So, it's Wednesday: my third day at my first internship. As I sit here in my cubicle, idly looking around, I thought that blogging might be something productive to do. I mean, I am the Social Media Intern, so blogging is what I'm supposed to be doing...I think.
This summer, I am interning at a prestigious communications (public relations) firm. As a rising sophomore with barely any experience, I am so blessed to have this opportunity. As the Social Media Intern, I actively work with the Social Media Manager and the Interactive team. No, I don't get coffee and no, I don't make copies. God is definitely good. So, what do I do?
I don't even know.
I have been given an enormous amount of freedom with this opportunity, but I think it's a freedom that I will have to get used to. For the past three days, I've been really frustrated. My supervisor seems completely content with me just sitting here looking cute for three months. "I have no expectations for this summer, Jessica!" he told me (as if he was reassuring me). So, no pressure, right?
Wrong.
With this much freedom, it's not really in my nature to just chill-out and stay on Facebook all day. I need to be doing some legit. Really legit. So, hopefully some ingenious idea will strike me as I sit here in gratitude.

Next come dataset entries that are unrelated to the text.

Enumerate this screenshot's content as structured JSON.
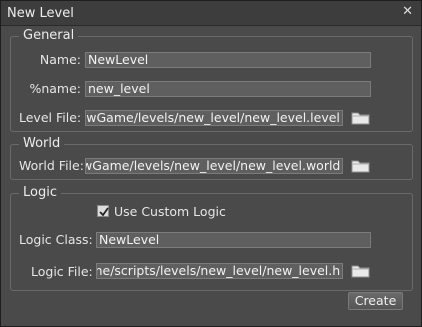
{
  "window": {
    "title": "New Level"
  },
  "general": {
    "legend": "General",
    "name_label": "Name:",
    "name_value": "NewLevel",
    "pname_label": "%name:",
    "pname_value": "new_level",
    "levelfile_label": "Level File:",
    "levelfile_value": "/NewGame/levels/new_level/new_level.level"
  },
  "world": {
    "legend": "World",
    "worldfile_label": "World File:",
    "worldfile_value": "NewGame/levels/new_level/new_level.world"
  },
  "logic": {
    "legend": "Logic",
    "use_custom_logic_label": "Use Custom Logic",
    "use_custom_logic_checked": true,
    "logicclass_label": "Logic Class:",
    "logicclass_value": "NewLevel",
    "logicfile_label": "Logic File:",
    "logicfile_value": "Game/scripts/levels/new_level/new_level.h"
  },
  "actions": {
    "create_label": "Create"
  },
  "icons": {
    "close": "close-icon",
    "browse": "folder-icon"
  }
}
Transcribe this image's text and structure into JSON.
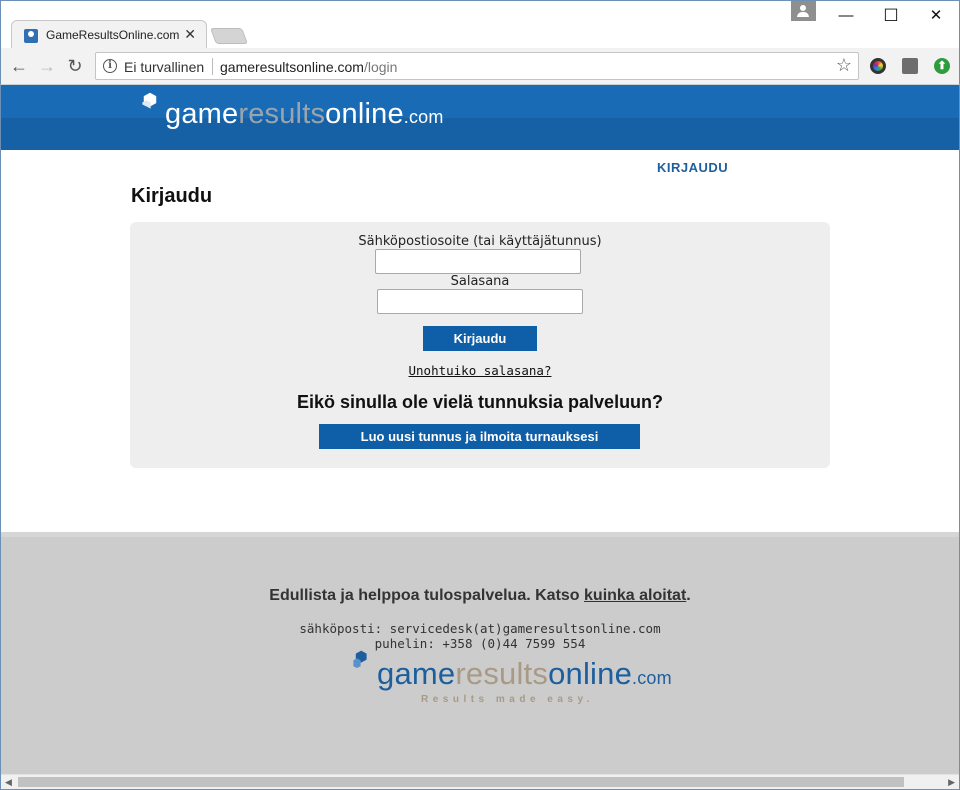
{
  "browser": {
    "tab_title": "GameResultsOnline.com",
    "tab_close_glyph": "✕",
    "window_controls": {
      "minimize": "—",
      "maximize": "☐",
      "close": "✕"
    },
    "nav": {
      "back": "←",
      "forward": "→",
      "reload": "↻"
    },
    "address_bar": {
      "security_label": "Ei turvallinen",
      "url_host": "gameresultsonline.com",
      "url_path": "/login"
    },
    "icons": [
      "info-icon",
      "star-icon",
      "color-wheel-extension-icon",
      "shopping-bag-extension-icon",
      "upload-extension-icon"
    ]
  },
  "site": {
    "logo": {
      "part1": "game",
      "part2": "results",
      "part3": "online",
      "tld": ".com"
    },
    "colors": {
      "brand_blue": "#1660a6",
      "button_blue": "#0f5ea8",
      "logo_grey": "#9aa4ad",
      "panel_bg": "#eeeeee",
      "footer_bg": "#cccccc"
    }
  },
  "nav": {
    "login_link": "KIRJAUDU"
  },
  "login": {
    "heading": "Kirjaudu",
    "email_label": "Sähköpostiosoite (tai käyttäjätunnus)",
    "email_value": "",
    "password_label": "Salasana",
    "password_value": "",
    "submit_label": "Kirjaudu",
    "forgot_link": "Unohtuiko salasana?",
    "register_heading": "Eikö sinulla ole vielä tunnuksia palveluun?",
    "register_button": "Luo uusi tunnus ja ilmoita turnauksesi"
  },
  "footer": {
    "tagline_prefix": "Edullista ja helppoa tulospalvelua. Katso ",
    "tagline_link": "kuinka aloitat",
    "tagline_suffix": ".",
    "email_line": "sähköposti: servicedesk(at)gameresultsonline.com",
    "phone_line": "puhelin: +358 (0)44 7599 554",
    "logo": {
      "part1": "game",
      "part2": "results",
      "part3": "online",
      "tld": ".com"
    },
    "slogan": "Results made easy."
  }
}
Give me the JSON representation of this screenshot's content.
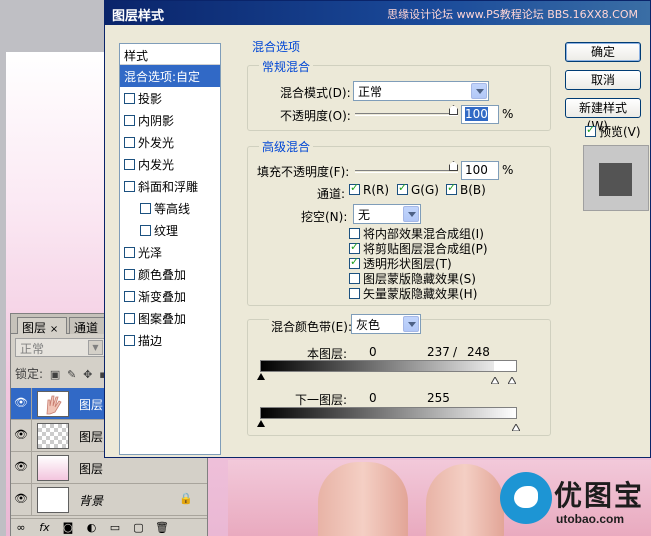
{
  "watermark": "思缘设计论坛 www.PS教程论坛 BBS.16XX8.COM",
  "dialog": {
    "title": "图层样式",
    "buttons": {
      "ok": "确定",
      "cancel": "取消",
      "new_style": "新建样式(W)...",
      "preview": "预览(V)"
    },
    "styles_header": "样式",
    "style_items": [
      {
        "label": "混合选项:自定",
        "checkbox": false,
        "active": true,
        "sub": false
      },
      {
        "label": "投影",
        "checkbox": true,
        "checked": false,
        "sub": false
      },
      {
        "label": "内阴影",
        "checkbox": true,
        "checked": false,
        "sub": false
      },
      {
        "label": "外发光",
        "checkbox": true,
        "checked": false,
        "sub": false
      },
      {
        "label": "内发光",
        "checkbox": true,
        "checked": false,
        "sub": false
      },
      {
        "label": "斜面和浮雕",
        "checkbox": true,
        "checked": false,
        "sub": false
      },
      {
        "label": "等高线",
        "checkbox": true,
        "checked": false,
        "sub": true
      },
      {
        "label": "纹理",
        "checkbox": true,
        "checked": false,
        "sub": true
      },
      {
        "label": "光泽",
        "checkbox": true,
        "checked": false,
        "sub": false
      },
      {
        "label": "颜色叠加",
        "checkbox": true,
        "checked": false,
        "sub": false
      },
      {
        "label": "渐变叠加",
        "checkbox": true,
        "checked": false,
        "sub": false
      },
      {
        "label": "图案叠加",
        "checkbox": true,
        "checked": false,
        "sub": false
      },
      {
        "label": "描边",
        "checkbox": true,
        "checked": false,
        "sub": false
      }
    ],
    "blend_options_title": "混合选项",
    "general": {
      "title": "常规混合",
      "mode_label": "混合模式(D):",
      "mode_value": "正常",
      "opacity_label": "不透明度(O):",
      "opacity_value": "100",
      "percent": "%"
    },
    "advanced": {
      "title": "高级混合",
      "fill_label": "填充不透明度(F):",
      "fill_value": "100",
      "percent": "%",
      "channels_label": "通道:",
      "channels": [
        {
          "label": "R(R)",
          "checked": true
        },
        {
          "label": "G(G)",
          "checked": true
        },
        {
          "label": "B(B)",
          "checked": true
        }
      ],
      "knockout_label": "挖空(N):",
      "knockout_value": "无",
      "options": [
        {
          "label": "将内部效果混合成组(I)",
          "checked": false
        },
        {
          "label": "将剪贴图层混合成组(P)",
          "checked": true
        },
        {
          "label": "透明形状图层(T)",
          "checked": true
        },
        {
          "label": "图层蒙版隐藏效果(S)",
          "checked": false
        },
        {
          "label": "矢量蒙版隐藏效果(H)",
          "checked": false
        }
      ]
    },
    "blend_if": {
      "label": "混合颜色带(E):",
      "value": "灰色",
      "this_layer_label": "本图层:",
      "this_layer_low": "0",
      "this_layer_high_a": "237",
      "this_layer_sep": "/",
      "this_layer_high_b": "248",
      "under_layer_label": "下一图层:",
      "under_layer_low": "0",
      "under_layer_high": "255"
    }
  },
  "layers_panel": {
    "tabs": [
      "图层",
      "通道"
    ],
    "blend_mode": "正常",
    "lock_label": "锁定:",
    "layers": [
      {
        "name": "图层",
        "thumb": "hand",
        "selected": true,
        "italic": false,
        "locked": false
      },
      {
        "name": "图层",
        "thumb": "checker",
        "selected": false,
        "italic": false,
        "locked": false
      },
      {
        "name": "图层",
        "thumb": "pink",
        "selected": false,
        "italic": false,
        "locked": false
      },
      {
        "name": "背景",
        "thumb": "white",
        "selected": false,
        "italic": true,
        "locked": true
      }
    ],
    "footer_icons": [
      "link-icon",
      "fx-icon",
      "mask-icon",
      "adjustment-icon",
      "group-icon",
      "new-layer-icon",
      "trash-icon"
    ]
  },
  "logo": {
    "name": "优图宝",
    "url": "utobao.com"
  }
}
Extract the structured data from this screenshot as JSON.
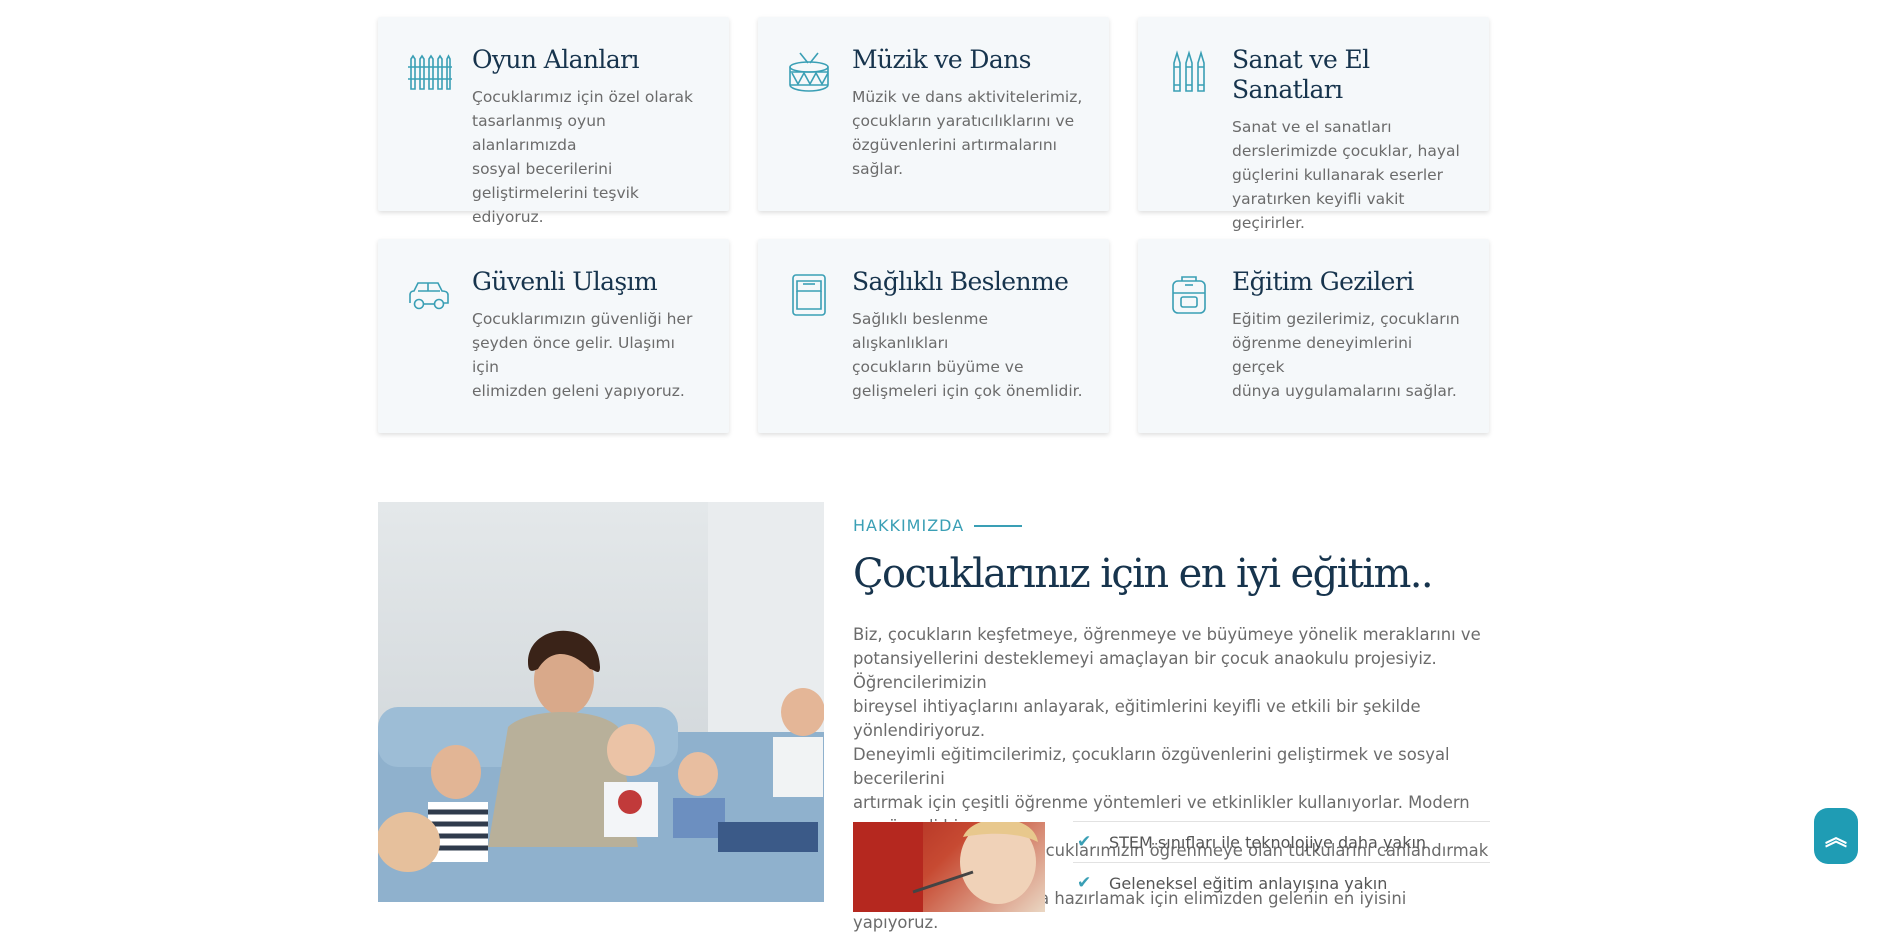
{
  "services": [
    {
      "icon": "fence-icon",
      "title": "Oyun Alanları",
      "lines": [
        "Çocuklarımız için özel olarak",
        "tasarlanmış oyun alanlarımızda",
        "sosyal becerilerini",
        "geliştirmelerini teşvik ediyoruz."
      ]
    },
    {
      "icon": "drum-icon",
      "title": "Müzik ve Dans",
      "lines": [
        "Müzik ve dans aktivitelerimiz,",
        "çocukların yaratıcılıklarını ve",
        "özgüvenlerini artırmalarını",
        "sağlar."
      ]
    },
    {
      "icon": "crayons-icon",
      "title": "Sanat ve El Sanatları",
      "lines": [
        "Sanat ve el sanatları",
        "derslerimizde çocuklar, hayal",
        "güçlerini kullanarak eserler",
        "yaratırken keyifli vakit geçirirler."
      ]
    },
    {
      "icon": "car-icon",
      "title": "Güvenli Ulaşım",
      "lines": [
        "Çocuklarımızın güvenliği her",
        "şeyden önce gelir. Ulaşımı için",
        "elimizden geleni yapıyoruz."
      ]
    },
    {
      "icon": "lunchbox-icon",
      "title": "Sağlıklı Beslenme",
      "lines": [
        "Sağlıklı beslenme alışkanlıkları",
        "çocukların büyüme ve",
        "gelişmeleri için çok önemlidir."
      ]
    },
    {
      "icon": "backpack-icon",
      "title": "Eğitim Gezileri",
      "lines": [
        "Eğitim gezilerimiz, çocukların",
        "öğrenme deneyimlerini gerçek",
        "dünya uygulamalarını sağlar."
      ]
    }
  ],
  "about": {
    "eyebrow": "HAKKIMIZDA",
    "title": "Çocuklarınız için en iyi eğitim..",
    "lines": [
      "Biz, çocukların keşfetmeye, öğrenmeye ve büyümeye yönelik meraklarını ve",
      "potansiyellerini desteklemeyi amaçlayan bir çocuk anaokulu projesiyiz. Öğrencilerimizin",
      "bireysel ihtiyaçlarını anlayarak, eğitimlerini keyifli ve etkili bir şekilde yönlendiriyoruz.",
      "Deneyimli eğitimcilerimiz, çocukların özgüvenlerini geliştirmek ve sosyal becerilerini",
      "artırmak için çeşitli öğrenme yöntemleri ve etkinlikler kullanıyorlar. Modern ve güvenli bir",
      "öğrenme ortamında, çocuklarımızın öğrenmeye olan tutkularını canlandırmak ve onları",
      "gelecekteki başarılarına hazırlamak için elimizden gelenin en iyisini yapıyoruz."
    ],
    "features": [
      "STEM sınıfları ile teknolojiye daha yakın",
      "Geleneksel eğitim anlayışına yakın"
    ]
  },
  "colors": {
    "accent": "#3a9fb5",
    "heading": "#17344d",
    "card_bg": "#f5f8fa",
    "back_to_top": "#1f9cb4"
  }
}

Until that time, I will also sit here in frustration as my "supervisor" tells me nothing about what I should be doing...for three months. I sit in awe as I listen to a "colleague" have a phone conversation...with someone who is right across the room. I sit in wonder as I receive an email as fast as an AOL instant message...from the person in the cubicle next to me. I sit in awe as I eat a lunch at an expensive restaurant...not knowing which "colleague" paid for it. I sit in annoyance as one of the interns talks my ear off...about nothing in particular.
If nothing else is clear, one thing is for sure: I am going to have to learn to go with the flow this summer...and this may be a long summer.
heyy its mercedes.
ReplyDeleteat least you're exploring career options. if you were my dad's daughter he'd be so proud of you lol.
im so lost in this whole tryin to figure out what i wanna do for the rest of my life its overwhelming.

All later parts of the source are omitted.